En un comunicado, detalló que de los 300 centros penitenciarios del país solo 18 son femeniles y albergan a 40.2 por ciento de de las mujeres privadas de libertad, es decir, cuatro mil 209; en tanto que 59.8 por ciento está en centros penitenciarios mixtos, los cuales carecen de espacios dignos y servicios específicos para atender las necesidades de las internas.

El organismo autónomo refirió que los centros penitenciarios femeniles cuentan con calificación de 7.26, de acuerdo con el Diagnóstico Nacional de Supervisión Penitenciaria de la CNDH, en tanto que los mixtos merecieron 5.98, una calificación reprobatoria.

En el acto por la conmemoración del “Día Internacional de la Mujer”, donde el tema de las Reglas de las Naciones Unidas para el Tratamiento de las Reclusas y Medidas No Privativas de la Libertad para Mujeres Delincuentes, conocidas como “Reglas de Bangkok”, fue el eje central, especialistas y académicas se pronunciaron a favor de programas sobre justicia restaurativa.
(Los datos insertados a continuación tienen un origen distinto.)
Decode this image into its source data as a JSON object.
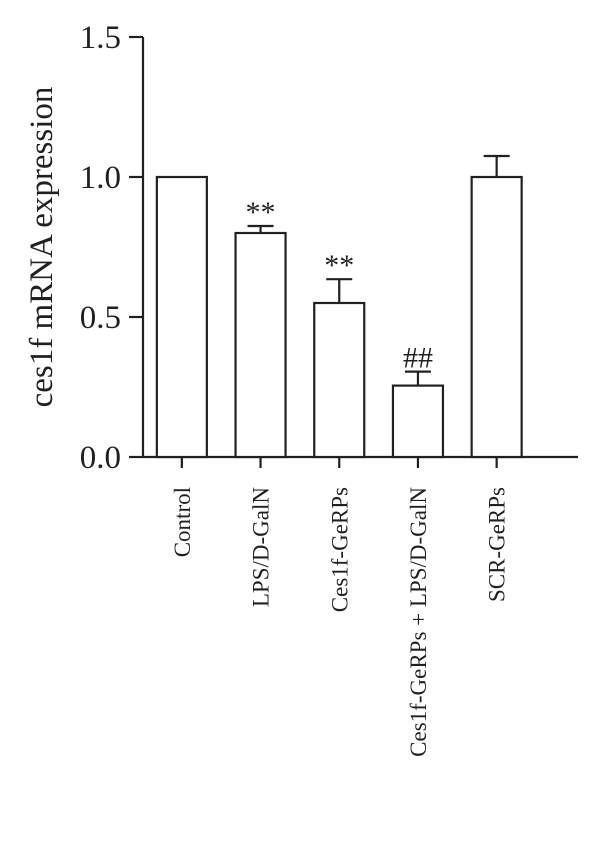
{
  "chart_data": {
    "type": "bar",
    "title": "",
    "xlabel": "",
    "ylabel": "ces1f mRNA expression",
    "ylim": [
      0,
      1.5
    ],
    "yticks": [
      "0.0",
      "0.5",
      "1.0",
      "1.5"
    ],
    "categories": [
      "Control",
      "LPS/D-GalN",
      "Ces1f-GeRPs",
      "Ces1f-GeRPs + LPS/D-GalN",
      "SCR-GeRPs"
    ],
    "values": [
      1.0,
      0.8,
      0.55,
      0.255,
      1.0
    ],
    "errors": [
      0,
      0.025,
      0.085,
      0.05,
      0.075
    ],
    "annotations": [
      "",
      "**",
      "**",
      "##",
      ""
    ],
    "bar_fill": "#ffffff",
    "stroke_color": "#231f20",
    "grid": false,
    "legend": "none"
  }
}
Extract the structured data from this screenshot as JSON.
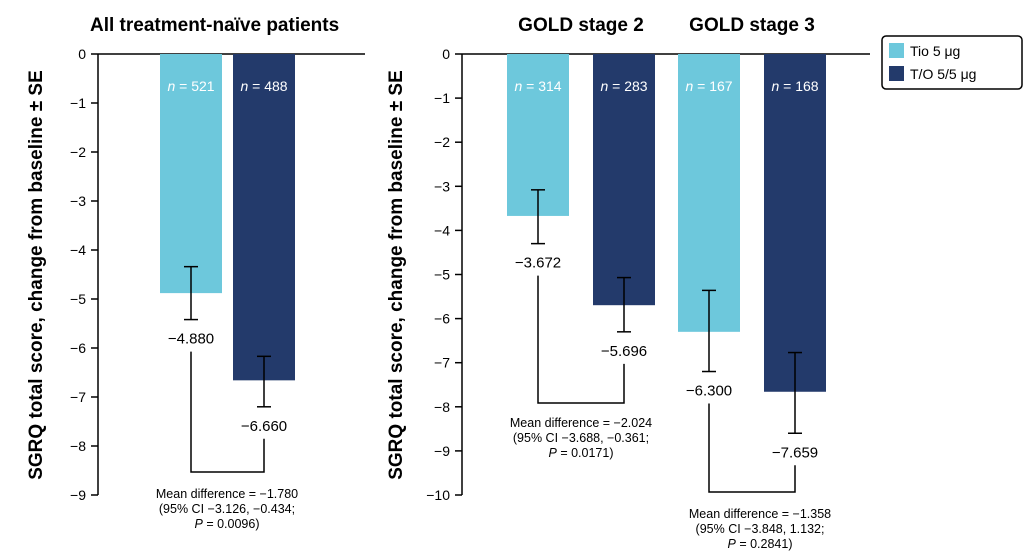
{
  "legend": [
    {
      "label": "Tio 5 μg",
      "color": "#6dc8dc"
    },
    {
      "label": "T/O 5/5 μg",
      "color": "#233a6b"
    }
  ],
  "chart_data": [
    {
      "type": "bar",
      "title": "All treatment-naïve patients",
      "ylabel": "SGRQ total score, change from baseline ± SE",
      "ylim": [
        -9,
        0
      ],
      "yticks": [
        "0",
        "−1",
        "−2",
        "−3",
        "−4",
        "−5",
        "−6",
        "−7",
        "−8",
        "−9"
      ],
      "groups": [
        {
          "name": "",
          "bars": [
            {
              "series": "Tio 5 μg",
              "value": -4.88,
              "label": "−4.880",
              "n": "521",
              "se_low": -5.42,
              "se_high": -4.34
            },
            {
              "series": "T/O 5/5 μg",
              "value": -6.66,
              "label": "−6.660",
              "n": "488",
              "se_low": -7.2,
              "se_high": -6.17
            }
          ],
          "annotation": [
            "Mean difference = −1.780",
            "(95% CI −3.126, −0.434;",
            "P = 0.0096)"
          ]
        }
      ]
    },
    {
      "type": "bar",
      "ylabel": "SGRQ total score, change from baseline ± SE",
      "ylim": [
        -10,
        0
      ],
      "yticks": [
        "0",
        "−1",
        "−2",
        "−3",
        "−4",
        "−5",
        "−6",
        "−7",
        "−8",
        "−9",
        "−10"
      ],
      "groups": [
        {
          "name": "GOLD stage 2",
          "bars": [
            {
              "series": "Tio 5 μg",
              "value": -3.672,
              "label": "−3.672",
              "n": "314",
              "se_low": -4.3,
              "se_high": -3.08
            },
            {
              "series": "T/O 5/5 μg",
              "value": -5.696,
              "label": "−5.696",
              "n": "283",
              "se_low": -6.3,
              "se_high": -5.07
            }
          ],
          "annotation": [
            "Mean difference = −2.024",
            "(95% CI −3.688, −0.361;",
            "P = 0.0171)"
          ]
        },
        {
          "name": "GOLD stage 3",
          "bars": [
            {
              "series": "Tio 5 μg",
              "value": -6.3,
              "label": "−6.300",
              "n": "167",
              "se_low": -7.2,
              "se_high": -5.36
            },
            {
              "series": "T/O 5/5 μg",
              "value": -7.659,
              "label": "−7.659",
              "n": "168",
              "se_low": -8.6,
              "se_high": -6.77
            }
          ],
          "annotation": [
            "Mean difference = −1.358",
            "(95% CI −3.848, 1.132;",
            "P = 0.2841)"
          ]
        }
      ]
    }
  ]
}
Ello, aunado a la posibilidad de que, conforme a los estándares internacionales, un número importante de mujeres puedan ser externadas y apoyadas en libertad.

El encuentro organizado por la Comisión estuvo encabezado por la Tercera Visitadora General de la CNDH, Ruth Villanueva, quien señaló la importancia de visibilizar la situación de las mujeres internas en centros penitenciarios, así como su proceso de liberación, debido a que conforman uno de los grupos en condiciones de mayor vulnerabilidad con necesidades y condiciones específicas.

Además, destacó la importancia de contar con la colaboración de autoridades, organismos autónomos, organizaciones de la sociedad civil, la academia y la población para contribuir a eliminar el estigma que se padecen las mujeres privadas de la libertad.